To generate a list of gene names and pipe to a file called "test": zcat upstream1000.maf.gz | grep "NM_.*" | cut -f2 -d" " > test
To see how many file names are 10 or more characters long: grep "[0-9]\{10,\}" test
Check upstream files to make sure sequence hasn't been reverse-complemented incorrectly
(the upstream maf files are generated automatically now, so we no longer need to do this)
Since reverse-complement is a relative thing, the MAF sequence is supposed to be in the direction of transcription. That is, for a negative strand gene, its reversed-complement of the genome sequence. So it is supposed to be r-c of the genome, and not r-c of the direction of transcription.
From the MAF file documentation:
strand -- Either '+' or '-'. If '-', then the alignment is to the reverse-complemented source.
Search in the MySQL database for a gene on the minus strand. Then find that gene in the upstream1000.maf.gz file then check for correct r-c.
e.g.
mysql> select name, chrom, strand from ensGene where strand = "-" limit 1\G
name: ENSORLT00000000020
chrom: chr1
strand: -
[hgwdev:~/goldenPath/oryLat2/multiz5way> zcat ensGene.upstream1000.maf.gz | grep "ENSORLT00000000020"
s ENSORLT00000000020 0 1000 + 1000 gacactgaaggacgtGGACGTTATTTACCAACATCAAAGCACACAAATATAtggcacagaaac [ -clip - ]
Check this sequence with the sequence just upstream from this gene in the browser.

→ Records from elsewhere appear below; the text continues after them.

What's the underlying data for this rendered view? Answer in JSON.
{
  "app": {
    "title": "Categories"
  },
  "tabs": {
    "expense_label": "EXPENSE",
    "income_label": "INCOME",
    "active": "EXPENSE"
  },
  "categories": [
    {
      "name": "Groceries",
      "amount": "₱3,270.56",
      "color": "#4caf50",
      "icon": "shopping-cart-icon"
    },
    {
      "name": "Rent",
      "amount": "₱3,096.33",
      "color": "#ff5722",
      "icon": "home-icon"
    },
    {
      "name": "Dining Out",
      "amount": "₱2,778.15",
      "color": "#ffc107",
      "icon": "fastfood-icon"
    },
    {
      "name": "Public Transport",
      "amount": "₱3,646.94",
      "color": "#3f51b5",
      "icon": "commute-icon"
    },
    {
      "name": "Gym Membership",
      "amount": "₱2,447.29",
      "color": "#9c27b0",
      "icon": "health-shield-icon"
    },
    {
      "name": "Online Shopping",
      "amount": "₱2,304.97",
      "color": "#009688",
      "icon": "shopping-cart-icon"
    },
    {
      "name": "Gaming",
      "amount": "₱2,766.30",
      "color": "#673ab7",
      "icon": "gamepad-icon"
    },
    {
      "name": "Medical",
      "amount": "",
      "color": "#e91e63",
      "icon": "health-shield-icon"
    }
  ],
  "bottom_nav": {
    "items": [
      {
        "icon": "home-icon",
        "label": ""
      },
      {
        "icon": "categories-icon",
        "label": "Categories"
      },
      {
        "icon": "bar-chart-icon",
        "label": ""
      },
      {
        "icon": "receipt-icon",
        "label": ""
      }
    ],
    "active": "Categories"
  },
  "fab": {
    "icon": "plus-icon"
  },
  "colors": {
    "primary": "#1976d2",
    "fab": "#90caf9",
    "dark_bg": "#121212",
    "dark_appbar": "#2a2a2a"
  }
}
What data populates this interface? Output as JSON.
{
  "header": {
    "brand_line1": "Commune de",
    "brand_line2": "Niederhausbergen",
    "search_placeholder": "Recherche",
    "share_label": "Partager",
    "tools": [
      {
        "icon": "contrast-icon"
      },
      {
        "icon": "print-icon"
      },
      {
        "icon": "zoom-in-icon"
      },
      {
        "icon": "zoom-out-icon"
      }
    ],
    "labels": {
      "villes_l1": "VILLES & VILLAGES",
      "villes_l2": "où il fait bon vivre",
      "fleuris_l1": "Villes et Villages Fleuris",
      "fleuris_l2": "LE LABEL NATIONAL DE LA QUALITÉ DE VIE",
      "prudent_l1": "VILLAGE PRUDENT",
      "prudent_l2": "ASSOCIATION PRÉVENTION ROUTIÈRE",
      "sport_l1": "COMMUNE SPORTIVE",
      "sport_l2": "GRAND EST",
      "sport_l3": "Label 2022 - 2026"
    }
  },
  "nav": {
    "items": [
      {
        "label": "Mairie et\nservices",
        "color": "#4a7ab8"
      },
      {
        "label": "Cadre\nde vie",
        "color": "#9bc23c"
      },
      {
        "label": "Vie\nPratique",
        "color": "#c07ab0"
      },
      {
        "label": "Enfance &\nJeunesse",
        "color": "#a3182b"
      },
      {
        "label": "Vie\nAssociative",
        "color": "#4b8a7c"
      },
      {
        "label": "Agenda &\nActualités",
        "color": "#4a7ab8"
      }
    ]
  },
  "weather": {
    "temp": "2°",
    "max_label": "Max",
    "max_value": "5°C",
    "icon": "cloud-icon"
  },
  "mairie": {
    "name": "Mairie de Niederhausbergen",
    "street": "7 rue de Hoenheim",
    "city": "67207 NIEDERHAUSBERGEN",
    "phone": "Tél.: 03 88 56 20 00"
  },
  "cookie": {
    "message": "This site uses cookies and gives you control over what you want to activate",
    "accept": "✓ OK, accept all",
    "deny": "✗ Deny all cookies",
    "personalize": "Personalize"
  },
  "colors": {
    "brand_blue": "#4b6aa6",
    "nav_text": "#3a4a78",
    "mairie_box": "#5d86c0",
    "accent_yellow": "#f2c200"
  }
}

Test in the Genome Browser
- Zoom back in to <50,000 bp and find example areas of all annotation types (check against the maf file for that location):
- pale yellow bar
- green square brackets
- vertical blue bar
- gaps
- Note that it is much easier to see the yellow, green and blue areas when Multiz Alignments is set to "pack" in the track controls.
Check the Most Conserved description page (this no longer exists)
- Most Conserved track:
- Make sure the text refers to the correct species.
Make a list of all organisms for which there are nets & chains and put them in phylogenetic order
This will provide you with a reference for the phylogenetic order of species. Wikipedia is a good place to look for species relationships to confirm that our tree is correct (e.g., euarchontoglires, Laurasiatheria, primates, carnivores). NCBI's Taxonomy Browser and Wellcome's Interactive Tree of Life can also be helpful.
- hg18
- panTro2
- ...
We no longer build a phylogenetic tree to "confirm that our tree is correct" because, in short, our tree is better. To quote Hiram:
We only start with NCBI taxonomy guidelines. Since that start we have received numerous inputs on how this tree is constructed from experts in the various clades. There are no trees that are accurate, since the truth isn't actually known, there are only approximations. Our tree is one approximation, it will be improved in the future. We most likely have enough data to make our own calculation of what the tree might better be, but we don't do taxonomy estimations even though they would be fun. This 100-way tree is only a subset of the more extensive 191-way tree that is in the source tree in kent/src/hg/utils/phyloTrees/*.nh This is an evolving project.